Ласковин сел на постели и невольно охнул от боли. Господи! Болело все, что только могло болеть! Снаружи и внутри. Ласковин рухнул обратно и, сжав зубы, перетерпел новую волну. Телефон продолжал звонить. Терпеливый, гад!
Настольные электронные часы показывали восемь пятнадцать. Сколько он спал? Шесть, пять часов? Четыре? Шаг за шагом Ласковин попытался восстановить вчерашнее. Отчасти ему это удалось. Отчасти. На стуле лежало полотенце. Еще влажное на ощупь. На ковре отпечатались грязные следы. Не его. Телефон наконец унялся… чтобы зазвонить снова.
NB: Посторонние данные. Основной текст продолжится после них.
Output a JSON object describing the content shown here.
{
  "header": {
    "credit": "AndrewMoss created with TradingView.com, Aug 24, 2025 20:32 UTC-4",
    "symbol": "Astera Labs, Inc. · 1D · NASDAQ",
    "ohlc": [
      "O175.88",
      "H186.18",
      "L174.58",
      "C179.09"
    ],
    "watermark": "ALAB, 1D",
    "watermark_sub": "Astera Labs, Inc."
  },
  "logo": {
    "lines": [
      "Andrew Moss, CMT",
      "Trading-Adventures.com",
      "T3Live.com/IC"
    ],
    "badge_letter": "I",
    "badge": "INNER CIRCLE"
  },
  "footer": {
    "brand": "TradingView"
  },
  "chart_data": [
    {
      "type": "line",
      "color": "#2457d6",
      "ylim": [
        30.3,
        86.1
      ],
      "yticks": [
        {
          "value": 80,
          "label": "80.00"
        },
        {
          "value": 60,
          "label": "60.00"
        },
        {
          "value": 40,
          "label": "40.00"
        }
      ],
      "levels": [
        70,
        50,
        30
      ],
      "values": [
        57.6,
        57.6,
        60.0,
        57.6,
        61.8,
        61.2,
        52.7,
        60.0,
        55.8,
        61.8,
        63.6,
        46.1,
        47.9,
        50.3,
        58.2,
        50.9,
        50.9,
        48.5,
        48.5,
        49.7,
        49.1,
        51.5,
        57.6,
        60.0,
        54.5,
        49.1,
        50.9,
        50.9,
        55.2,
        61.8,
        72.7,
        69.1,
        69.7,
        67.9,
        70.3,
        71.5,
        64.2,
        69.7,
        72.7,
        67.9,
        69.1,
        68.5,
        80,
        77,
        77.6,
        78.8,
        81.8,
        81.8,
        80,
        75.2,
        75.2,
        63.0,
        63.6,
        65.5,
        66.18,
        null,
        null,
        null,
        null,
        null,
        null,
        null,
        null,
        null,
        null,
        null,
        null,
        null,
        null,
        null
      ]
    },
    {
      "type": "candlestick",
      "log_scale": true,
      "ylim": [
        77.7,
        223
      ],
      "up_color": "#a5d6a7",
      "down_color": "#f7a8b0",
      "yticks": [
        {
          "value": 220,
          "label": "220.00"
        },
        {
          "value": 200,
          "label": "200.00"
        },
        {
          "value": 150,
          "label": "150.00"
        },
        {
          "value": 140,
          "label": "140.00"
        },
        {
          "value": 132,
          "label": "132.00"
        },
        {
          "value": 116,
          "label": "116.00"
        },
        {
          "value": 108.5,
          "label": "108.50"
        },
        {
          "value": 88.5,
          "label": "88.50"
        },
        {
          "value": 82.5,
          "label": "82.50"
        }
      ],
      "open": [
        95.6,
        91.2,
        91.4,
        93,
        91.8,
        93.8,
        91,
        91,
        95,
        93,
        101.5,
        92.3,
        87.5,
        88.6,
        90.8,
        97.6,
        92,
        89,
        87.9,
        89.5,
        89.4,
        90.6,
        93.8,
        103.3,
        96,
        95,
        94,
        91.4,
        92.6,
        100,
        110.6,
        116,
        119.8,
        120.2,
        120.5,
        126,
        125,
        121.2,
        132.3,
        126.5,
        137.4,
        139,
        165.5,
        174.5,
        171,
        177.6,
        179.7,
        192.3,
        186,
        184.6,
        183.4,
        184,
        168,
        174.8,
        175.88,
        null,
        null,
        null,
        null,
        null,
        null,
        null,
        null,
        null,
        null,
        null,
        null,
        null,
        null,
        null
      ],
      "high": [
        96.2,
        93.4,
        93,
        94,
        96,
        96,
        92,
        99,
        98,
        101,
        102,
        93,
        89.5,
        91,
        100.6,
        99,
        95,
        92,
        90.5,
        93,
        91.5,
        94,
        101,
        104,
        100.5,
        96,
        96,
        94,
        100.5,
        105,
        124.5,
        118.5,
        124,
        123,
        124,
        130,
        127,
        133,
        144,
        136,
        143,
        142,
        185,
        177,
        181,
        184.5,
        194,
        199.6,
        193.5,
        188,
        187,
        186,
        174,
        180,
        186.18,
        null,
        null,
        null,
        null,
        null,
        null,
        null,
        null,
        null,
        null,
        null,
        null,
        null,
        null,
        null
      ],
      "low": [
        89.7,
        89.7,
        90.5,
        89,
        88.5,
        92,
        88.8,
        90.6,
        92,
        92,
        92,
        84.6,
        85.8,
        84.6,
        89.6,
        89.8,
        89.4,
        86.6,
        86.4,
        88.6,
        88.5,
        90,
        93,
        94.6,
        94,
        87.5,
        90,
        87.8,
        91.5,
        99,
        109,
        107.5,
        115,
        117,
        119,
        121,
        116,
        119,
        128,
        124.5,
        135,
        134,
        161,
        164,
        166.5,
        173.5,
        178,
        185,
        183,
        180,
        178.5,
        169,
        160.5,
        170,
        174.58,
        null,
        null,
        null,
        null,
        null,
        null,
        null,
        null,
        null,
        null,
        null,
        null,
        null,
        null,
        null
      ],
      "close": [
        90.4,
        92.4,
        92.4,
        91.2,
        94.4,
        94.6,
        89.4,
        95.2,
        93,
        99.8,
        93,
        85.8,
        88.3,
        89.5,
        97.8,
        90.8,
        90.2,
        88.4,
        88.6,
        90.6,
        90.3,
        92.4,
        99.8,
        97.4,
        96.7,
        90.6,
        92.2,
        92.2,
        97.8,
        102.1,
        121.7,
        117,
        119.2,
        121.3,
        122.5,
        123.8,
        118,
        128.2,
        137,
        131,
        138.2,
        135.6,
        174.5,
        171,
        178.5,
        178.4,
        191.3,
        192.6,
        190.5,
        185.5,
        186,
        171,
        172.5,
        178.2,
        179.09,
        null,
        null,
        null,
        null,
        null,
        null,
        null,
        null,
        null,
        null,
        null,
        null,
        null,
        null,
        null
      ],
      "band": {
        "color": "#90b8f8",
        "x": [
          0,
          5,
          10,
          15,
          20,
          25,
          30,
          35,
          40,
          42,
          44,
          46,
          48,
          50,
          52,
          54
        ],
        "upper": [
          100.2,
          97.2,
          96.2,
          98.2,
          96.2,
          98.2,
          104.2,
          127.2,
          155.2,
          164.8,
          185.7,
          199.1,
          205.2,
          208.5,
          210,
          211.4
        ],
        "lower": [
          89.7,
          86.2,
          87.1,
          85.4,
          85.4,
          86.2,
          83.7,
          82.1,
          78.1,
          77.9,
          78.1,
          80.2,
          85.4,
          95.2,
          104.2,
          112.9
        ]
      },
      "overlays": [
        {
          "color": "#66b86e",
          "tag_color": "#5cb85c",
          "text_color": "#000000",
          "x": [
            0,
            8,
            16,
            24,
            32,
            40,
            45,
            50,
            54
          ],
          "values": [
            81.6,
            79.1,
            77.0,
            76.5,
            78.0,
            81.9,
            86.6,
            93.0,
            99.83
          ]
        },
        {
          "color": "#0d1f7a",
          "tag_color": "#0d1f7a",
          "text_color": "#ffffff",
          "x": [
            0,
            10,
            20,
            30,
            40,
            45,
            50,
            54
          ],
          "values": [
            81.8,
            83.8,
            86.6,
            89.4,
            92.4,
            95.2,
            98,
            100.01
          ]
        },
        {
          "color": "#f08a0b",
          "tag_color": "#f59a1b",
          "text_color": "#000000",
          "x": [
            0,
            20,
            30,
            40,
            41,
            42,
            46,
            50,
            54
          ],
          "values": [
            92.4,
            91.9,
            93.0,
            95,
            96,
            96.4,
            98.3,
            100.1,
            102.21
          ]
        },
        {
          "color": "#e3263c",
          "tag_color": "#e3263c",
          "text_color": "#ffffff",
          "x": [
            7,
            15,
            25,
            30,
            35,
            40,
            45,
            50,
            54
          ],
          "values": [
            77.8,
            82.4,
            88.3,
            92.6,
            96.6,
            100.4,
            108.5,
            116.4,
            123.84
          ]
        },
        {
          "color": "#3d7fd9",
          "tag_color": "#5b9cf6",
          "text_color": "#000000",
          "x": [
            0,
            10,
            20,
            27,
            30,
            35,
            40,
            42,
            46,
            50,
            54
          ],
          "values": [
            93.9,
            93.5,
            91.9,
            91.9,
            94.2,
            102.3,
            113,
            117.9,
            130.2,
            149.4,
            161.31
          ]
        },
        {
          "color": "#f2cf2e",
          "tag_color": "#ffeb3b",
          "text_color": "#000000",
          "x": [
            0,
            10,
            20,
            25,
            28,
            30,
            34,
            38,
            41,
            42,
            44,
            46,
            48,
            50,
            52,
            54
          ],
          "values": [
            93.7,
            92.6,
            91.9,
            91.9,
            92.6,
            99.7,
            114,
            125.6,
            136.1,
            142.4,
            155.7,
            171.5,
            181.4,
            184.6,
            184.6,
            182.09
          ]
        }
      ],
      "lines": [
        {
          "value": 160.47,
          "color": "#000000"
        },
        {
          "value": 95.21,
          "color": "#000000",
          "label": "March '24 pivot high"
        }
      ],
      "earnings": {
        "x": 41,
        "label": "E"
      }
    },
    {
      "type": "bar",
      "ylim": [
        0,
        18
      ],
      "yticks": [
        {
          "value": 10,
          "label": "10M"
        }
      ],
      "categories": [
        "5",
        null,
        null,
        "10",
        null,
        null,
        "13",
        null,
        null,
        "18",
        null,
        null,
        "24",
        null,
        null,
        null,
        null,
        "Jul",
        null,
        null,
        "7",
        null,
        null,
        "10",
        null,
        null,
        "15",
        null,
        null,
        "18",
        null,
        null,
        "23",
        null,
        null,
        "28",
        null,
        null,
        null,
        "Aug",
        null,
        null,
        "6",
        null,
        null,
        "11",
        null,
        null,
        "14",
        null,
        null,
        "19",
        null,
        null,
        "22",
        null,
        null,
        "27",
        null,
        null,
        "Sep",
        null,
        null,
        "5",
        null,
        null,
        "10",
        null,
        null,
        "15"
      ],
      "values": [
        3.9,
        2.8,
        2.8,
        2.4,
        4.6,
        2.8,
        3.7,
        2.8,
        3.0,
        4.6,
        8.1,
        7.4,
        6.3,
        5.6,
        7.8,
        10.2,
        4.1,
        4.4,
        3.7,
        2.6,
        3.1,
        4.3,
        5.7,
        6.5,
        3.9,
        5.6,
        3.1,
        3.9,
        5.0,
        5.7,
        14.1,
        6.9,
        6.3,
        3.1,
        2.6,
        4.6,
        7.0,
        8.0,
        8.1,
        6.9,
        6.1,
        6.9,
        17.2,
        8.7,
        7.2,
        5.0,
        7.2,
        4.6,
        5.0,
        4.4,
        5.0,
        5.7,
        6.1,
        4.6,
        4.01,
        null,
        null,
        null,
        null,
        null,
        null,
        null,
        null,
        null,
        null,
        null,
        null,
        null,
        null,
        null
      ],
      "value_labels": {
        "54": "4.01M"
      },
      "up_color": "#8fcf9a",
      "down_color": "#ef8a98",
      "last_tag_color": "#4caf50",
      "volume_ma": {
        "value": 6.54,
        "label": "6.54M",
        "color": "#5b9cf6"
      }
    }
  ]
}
Новенький белый телефон-трубка.
Ласковин медленно-медленно оторвал голову от подушки. Двигаться можно. И боль можно терпеть… Если не делать резких движений. Все-таки ему неимоверно везет! По всем жизненным правилам сегодня утром он должен был стать куском окровавленного мяса. Живого или уже мертвого. Ласковин встал. Накативший приступ тошноты заставил зажмуриться. Да, ему везет, но везение это, как говорят, второго сорта.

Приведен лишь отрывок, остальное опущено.